他开始说话——用那些笨拙的、难以理解的语气词。越川知道,自己失态得简直像醉了酒,可他的脑袋并没有接触到乙醇。他也想说“喜欢”。因为一看到魏谌,他脑子里就只剩下这两个字。
还有两种光是想想,便足以使他昏厥过去的声调。
“我、我也……”
一根食指适时地抵到了他的嘴唇上。
魏谌近距离欣赏着男孩的脸色,眼神像是了然一切,却又什么都没有表露。
“阿越。”他轻轻一笑,“成年礼,有什么想要的?”
越川支吾了半天也说不出话。
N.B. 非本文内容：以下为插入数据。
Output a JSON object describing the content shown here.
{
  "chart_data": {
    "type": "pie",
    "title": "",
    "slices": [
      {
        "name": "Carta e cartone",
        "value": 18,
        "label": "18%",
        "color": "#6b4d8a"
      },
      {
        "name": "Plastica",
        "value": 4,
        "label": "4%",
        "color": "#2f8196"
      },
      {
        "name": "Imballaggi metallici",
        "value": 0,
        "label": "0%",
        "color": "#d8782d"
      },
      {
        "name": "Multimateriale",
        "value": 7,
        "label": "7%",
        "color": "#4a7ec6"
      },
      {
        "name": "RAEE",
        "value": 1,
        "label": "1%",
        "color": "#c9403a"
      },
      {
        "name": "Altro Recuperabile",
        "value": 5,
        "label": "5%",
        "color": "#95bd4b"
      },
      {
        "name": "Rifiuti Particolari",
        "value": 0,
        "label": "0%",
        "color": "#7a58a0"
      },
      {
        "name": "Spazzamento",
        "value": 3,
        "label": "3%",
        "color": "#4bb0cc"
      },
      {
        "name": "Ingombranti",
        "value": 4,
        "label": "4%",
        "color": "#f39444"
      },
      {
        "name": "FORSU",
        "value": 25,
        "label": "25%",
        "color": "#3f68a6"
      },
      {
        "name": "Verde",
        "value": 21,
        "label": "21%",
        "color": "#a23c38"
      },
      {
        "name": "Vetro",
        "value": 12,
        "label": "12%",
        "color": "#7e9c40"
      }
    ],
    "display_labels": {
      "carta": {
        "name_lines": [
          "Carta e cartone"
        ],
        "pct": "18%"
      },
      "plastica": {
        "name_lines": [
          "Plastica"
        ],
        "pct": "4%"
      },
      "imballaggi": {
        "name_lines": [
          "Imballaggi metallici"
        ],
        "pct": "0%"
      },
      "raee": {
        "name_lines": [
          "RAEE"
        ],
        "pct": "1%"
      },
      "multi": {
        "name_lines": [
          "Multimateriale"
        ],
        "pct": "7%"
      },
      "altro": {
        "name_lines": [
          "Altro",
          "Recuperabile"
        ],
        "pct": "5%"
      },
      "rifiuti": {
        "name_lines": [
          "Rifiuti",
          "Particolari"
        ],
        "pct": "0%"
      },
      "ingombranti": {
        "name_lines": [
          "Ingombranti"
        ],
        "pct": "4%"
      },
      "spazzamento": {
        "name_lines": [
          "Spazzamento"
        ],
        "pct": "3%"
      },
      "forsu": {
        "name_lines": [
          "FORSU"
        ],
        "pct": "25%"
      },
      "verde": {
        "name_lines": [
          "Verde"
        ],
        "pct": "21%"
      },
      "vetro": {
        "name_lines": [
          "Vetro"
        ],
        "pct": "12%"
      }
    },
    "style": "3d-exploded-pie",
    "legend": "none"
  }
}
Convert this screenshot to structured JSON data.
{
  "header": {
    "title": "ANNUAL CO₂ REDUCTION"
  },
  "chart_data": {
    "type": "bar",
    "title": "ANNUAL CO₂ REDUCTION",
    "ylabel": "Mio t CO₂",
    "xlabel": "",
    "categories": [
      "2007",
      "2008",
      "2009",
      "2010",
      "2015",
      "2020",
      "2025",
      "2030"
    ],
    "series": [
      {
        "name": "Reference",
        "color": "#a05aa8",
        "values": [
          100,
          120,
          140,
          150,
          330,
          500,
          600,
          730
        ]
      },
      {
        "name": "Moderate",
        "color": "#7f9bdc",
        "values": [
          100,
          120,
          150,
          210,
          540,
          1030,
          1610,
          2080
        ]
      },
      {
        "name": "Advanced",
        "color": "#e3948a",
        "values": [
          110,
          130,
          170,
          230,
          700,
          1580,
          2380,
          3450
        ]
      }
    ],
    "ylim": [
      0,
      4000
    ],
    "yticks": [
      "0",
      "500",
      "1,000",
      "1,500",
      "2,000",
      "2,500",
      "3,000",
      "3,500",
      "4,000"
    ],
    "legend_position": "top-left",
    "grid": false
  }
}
他刚才要说什么,跟在“也”之后的是什么词呢?啊——他是不是差一点就说漏嘴了?
“干嘛这么盯着我?”
魏谌似笑非笑。
越川又无地自容地把头低了下去。
“你不会是想标记我吧?”oga惺惺作态地惊讶道,“那还真是贪心。”
越川嗫嚅地颔了颔首,登时反应过来这就是一个假情假意的玩笑。他一个劲摇着头,想要借此来掩饰方才的失误。
“你在怕什么?头抬起来。”oga饶有兴致地挑起他的下巴。
但是越川没有照做,他别过脑袋,面颊上的潮红早已一路蔓延到了脖子根。